Wednesday, May 21, 2014

Making space for an American literary legend


Dorothy Parker once said that she didn't care what people wrote about her, as long as it wasn't true.  Well even if I'd wanted to oblige her, I simply can't lie about my admiration for one of my favourite authors.

And I'm not alone in the esteem in which I hold Mrs Parker and her work, as evidenced by the full house for tonight's performance of "Dorothy Parker's Wicked Pen", at the mid-sized Symphony Space theatre on the Upper West Side.  We were treated to a great evening of readings and reflections on the mind of one of America's greatest wits.

Dorothy Parker was born in 1893 and grew up in New Jersey and on the Upper West Side of Manhattan.  After stints with Vanity Fair and Vogue, she started hanging out more frequently at the Algonquin Hotel in New York City, with the writers who would eventually start The New Yorker.  Mrs Parker was on the magazine's founding board when it began in 1925, and she continued writing for them until 1957.

It's no secret that Mrs Parker was plagued by problems with men, money, and alcohol - all to varying degrees.  Ups and downs aside, what tonight's concert really drove home was that Dorothy Parker was a sharp writer.  Fragile maybe, and even a bit broken in parts, but she was popular amongst her friends and admired for her craft.  Case in point:
OBSERVATION
If I don't drive around the park,
I'm pretty sure to make my mark.
If I'm in bed each night by ten,
I may get back my looks again.
If I abstain from fun and such,
I'll probably amount to much;
But I shall stay the way I am,
Because I do not give a damn. 
But I am always particularly impressed to know that Dorothy Parker was also a woman of firm convictions.  When she died in 1967, Mrs Parker left her literary estate to Dr Martin Luther King Jr, and it is now held by the NAACP.

With introductions by writer and Time Out New York contributing editor Matt Love, tonight's performance featured talented actors reading excerpts from Dorothy Parker's magazine columns and prose.  Indie movie legend Parker Posey read "The Sexes"; Stage and screen actress Heather Burns read "Bohemia" and "In The Throes: The Precious Thoughts of an Author At Work";  Broadway veteran Mary Louise Wilson performed "From the Diary of  New York Lady" (my favourite - and it had the audience in stitches); and film actress Hope Davis closed the show with "The Standard of Living".  I wasn't familiar with any of these stories, but it was lovely to have them read by familiar actors.  They brought such animation to the work but delivered many of the lines in the dry, cynical way that you can just imagine Mrs Parker would have done.

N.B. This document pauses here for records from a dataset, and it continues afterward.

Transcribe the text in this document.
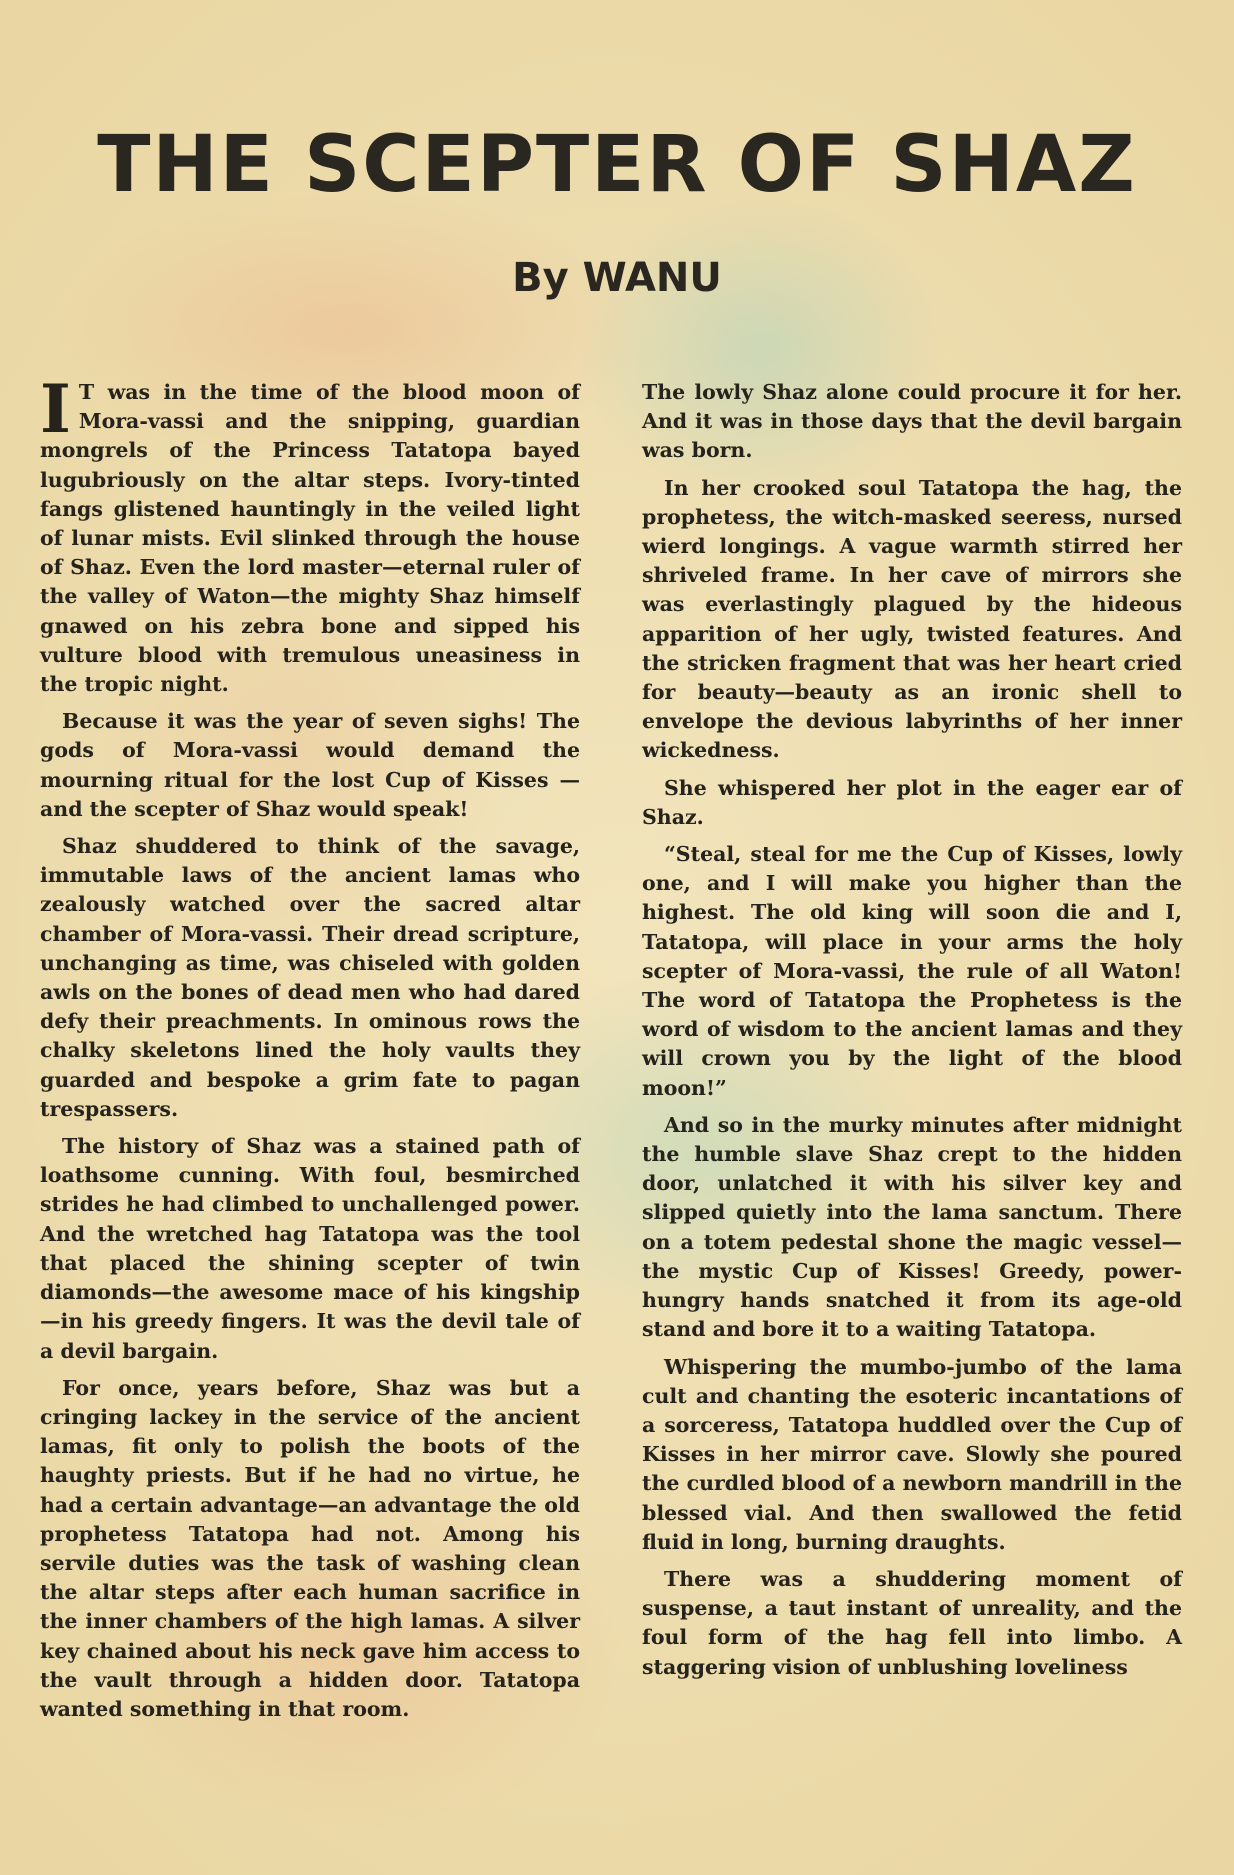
THE SCEPTER OF SHAZ
By WANU

I T was in the time of the blood moon of Mora-vassi and the snipping, guardian mongrels of the Princess Tatatopa bayed lugubriously on the altar steps. Ivory-tinted fangs glistened hauntingly in the veiled light of lunar mists. Evil slinked through the house of Shaz. Even the lord master—eternal ruler of the valley of Waton—the mighty Shaz himself gnawed on his zebra bone and sipped his vulture blood with tremulous uneasiness in the tropic night.

Because it was the year of seven sighs! The gods of Mora-vassi would demand the mourning ritual for the lost Cup of Kisses —and the scepter of Shaz would speak!

Shaz shuddered to think of the savage, immutable laws of the ancient lamas who zealously watched over the sacred altar chamber of Mora-vassi. Their dread scripture, unchanging as time, was chiseled with golden awls on the bones of dead men who had dared defy their preachments. In ominous rows the chalky skeletons lined the holy vaults they guarded and bespoke a grim fate to pagan trespassers.

The history of Shaz was a stained path of loathsome cunning. With foul, besmirched strides he had climbed to unchallenged power. And the wretched hag Tatatopa was the tool that placed the shining scepter of twin diamonds—the awesome mace of his kingship—in his greedy fingers. It was the devil tale of a devil bargain.

For once, years before, Shaz was but a cringing lackey in the service of the ancient lamas, fit only to polish the boots of the haughty priests. But if he had no virtue, he had a certain advantage—an advantage the old prophetess Tatatopa had not. Among his servile duties was the task of washing clean the altar steps after each human sacrifice in the inner chambers of the high lamas. A silver key chained about his neck gave him access to the vault through a hidden door. Tatatopa wanted something in that room.

The lowly Shaz alone could procure it for her. And it was in those days that the devil bargain was born.

In her crooked soul Tatatopa the hag, the prophetess, the witch-masked seeress, nursed wierd longings. A vague warmth stirred her shriveled frame. In her cave of mirrors she was everlastingly plagued by the hideous apparition of her ugly, twisted features. And the stricken fragment that was her heart cried for beauty—beauty as an ironic shell to envelope the devious labyrinths of her inner wickedness.

She whispered her plot in the eager ear of Shaz.

“Steal, steal for me the Cup of Kisses, lowly one, and I will make you higher than the highest. The old king will soon die and I, Tatatopa, will place in your arms the holy scepter of Mora-vassi, the rule of all Waton! The word of Tatatopa the Prophetess is the word of wisdom to the ancient lamas and they will crown you by the light of the blood moon!”

And so in the murky minutes after midnight the humble slave Shaz crept to the hidden door, unlatched it with his silver key and slipped quietly into the lama sanctum. There on a totem pedestal shone the magic vessel—the mystic Cup of Kisses! Greedy, power-hungry hands snatched it from its age-old stand and bore it to a waiting Tatatopa.

Whispering the mumbo-jumbo of the lama cult and chanting the esoteric incantations of a sorceress, Tatatopa huddled over the Cup of Kisses in her mirror cave. Slowly she poured the curdled blood of a newborn mandrill in the blessed vial. And then swallowed the fetid fluid in long, burning draughts.

There was a shuddering moment of suspense, a taut instant of unreality, and the foul form of the hag fell into limbo. A staggering vision of unblushing loveliness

Dorothy Parker American Gin
The New York Distilling Company was at the theatre tonight too.  They sweetened our theatre-going experience by mixing free drinks with Dorothy Parker American Gin.

Now normally I'm not a gin drinker, but the evening seemed to call for it, so I had a cool gin & tonic before the show started.  Very refreshing, and it has definitely tempted me to tour the distillery  in Brooklyn at some point in the not-too-distant future.  But when I do, I shall have another favourite Parker-ism foremost in my mind:
I like to drink a martini, two at the very most.
After three I'm under the table, after four I'm under my host.